In a forum of this sort, the greatest attention inevitably focuses on the purported frontrunner –– in this case, City Council Speaker Christine Quinn. The fact that a vocal minority within the LGBT community has, in recent years, targeted the woman who could become the city’s first openly lesbian or gay mayor for harsh criticism gave this event particular political resonance. The media was watching to see if she would stumble on her home court.

To be sure, some of the criticisms Quinn’s opponents leveled at her –– particularly regarding her refusal at the time to endorse paid sick leave legislation now pending in the City Council –– struck a chord with many audience members. Public Advocate Bill de Blasio and former City Comptroller Bill Thompson proved particularly adept at eliciting crowd encouragement for their volleys against the speaker.

That said, it is also true that Quinn earned the warmest and most enthusiastic applause from the audience at the conclusion of her opening and closing statements.

It actually appeared that some audience members both applauded the Council speaker and then jumped in to second certain criticisms thrown her way.

Quinn is clearly a potentially history-making figure.

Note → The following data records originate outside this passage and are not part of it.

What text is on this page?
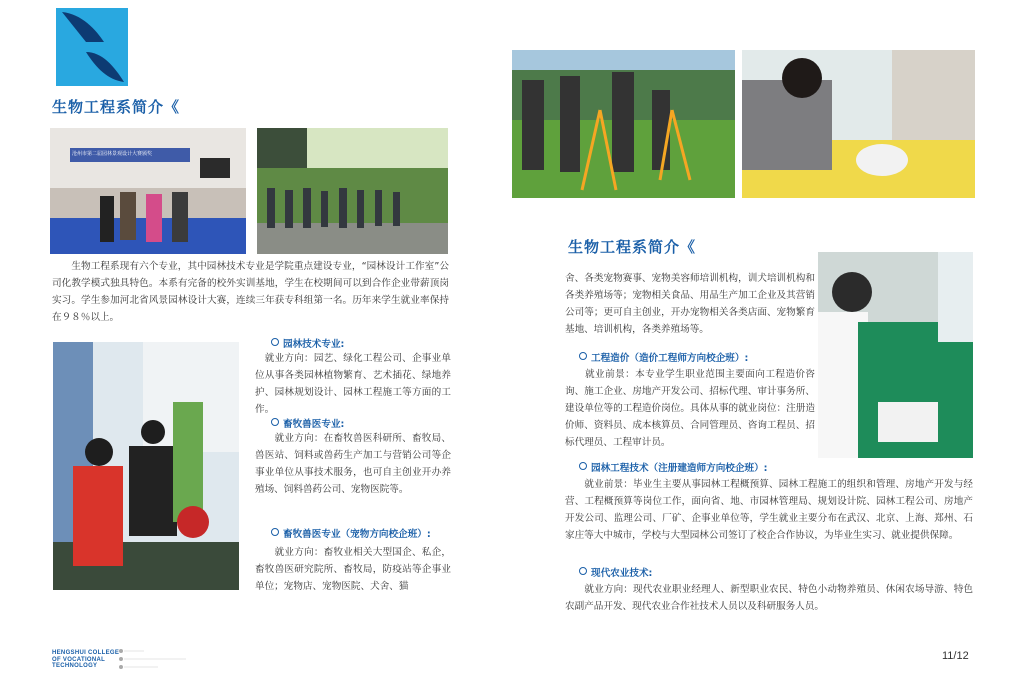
生物工程系简介《
沧州市第二届园林景观设计大赛颁奖
　　生物工程系现有六个专业，其中园林技术专业是学院重点建设专业，“园林设计工作室”公司化教学模式独具特色。本系有完备的校外实训基地，学生在校期间可以到合作企业带薪顶岗实习。学生参加河北省风景园林设计大赛，连续三年获专科组第一名。历年来学生就业率保持在９８％以上。
园林技术专业:
　就业方向：园艺、绿化工程公司、企事业单位从事各类园林植物繁育、艺术插花、绿地养护、园林规划设计、园林工程施工等方面的工作。
畜牧兽医专业:
　　就业方向：在畜牧兽医科研所、畜牧局、兽医站、饲料或兽药生产加工与营销公司等企事业单位从事技术服务，也可自主创业开办养殖场、饲料兽药公司、宠物医院等。
畜牧兽医专业（宠物方向校企班）:
　　就业方向：畜牧业相关大型国企、私企，畜牧兽医研究院所、畜牧局，防疫站等企事业单位；宠物店、宠物医院、犬舍、猫
生物工程系简介《
舍、各类宠物赛事、宠物美容师培训机构，训犬培训机构和各类养殖场等；宠物相关食品、用品生产加工企业及其营销公司等；更可自主创业，开办宠物相关各类店面、宠物繁育基地、培训机构，各类养殖场等。
工程造价（造价工程师方向校企班）:
　　就业前景：本专业学生职业范围主要面向工程造价咨询、施工企业、房地产开发公司、招标代理、审计事务所、建设单位等的工程造价岗位。具体从事的就业岗位：注册造价师、资料员、成本核算员、合同管理员、咨询工程员、招标代理员、工程审计员。
园林工程技术（注册建造师方向校企班）:
　　就业前景：毕业生主要从事园林工程概预算、园林工程施工的组织和管理、房地产开发与经营、工程概预算等岗位工作，面向省、地、市园林管理局、规划设计院、园林工程公司、房地产开发公司、监理公司、厂矿、企事业单位等，学生就业主要分布在武汉、北京、上海、郑州、石家庄等大中城市，学校与大型园林公司签订了校企合作协议，为毕业生实习、就业提供保障。
现代农业技术:
　　就业方向：现代农业职业经理人、新型职业农民、特色小动物养殖员、休闲农场导游、特色农副产品开发、现代农业合作社技术人员以及科研服务人员。
HENGSHUI COLLEGE
OF VOCATIONAL
TECHNOLOGY
11/12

At the same time, many progressives who have known her over the past two decades were befuddled by her resistance (since reversed) on sick leave, a posture they viewed as fundamentally at odds with her political roots.

In the current political season, that issue had become something of a proxy for other nagging doubts that have emerged over the seven years of her speakership –– misgivings that coalesced most dramatically when she offered Mayor Bloomberg indispensible Council support for his efforts to run for a third term in 2009.

At the forum, she was at pains to emphasize that paid sick leave is not a question of if — it’s a question of when (that “when” came to pass just over a week later). On March 20, however, Quinn continued to assert that the economy was simply too soft to impose a new government mandate whose effect would be felt primarily by small businesses.

Among the other candidates, de Blasio and Thompson emerged at last week’s forum as the most plausible alternatives, and former Councilmember Sal Albanese, in the role of a truth-teller, burst the many bubbles created by pretty words. Comptroller John Liu arrived a half hour late and unfortunately never seemed to find his footing.

For now, though, Quinn seems a comfortable frontrunner. And she will rightly enjoy all the weighty burdens of that position as the campaign heats up.

This editorial is reprinted from a slightly longer version that first ran in Gay City News.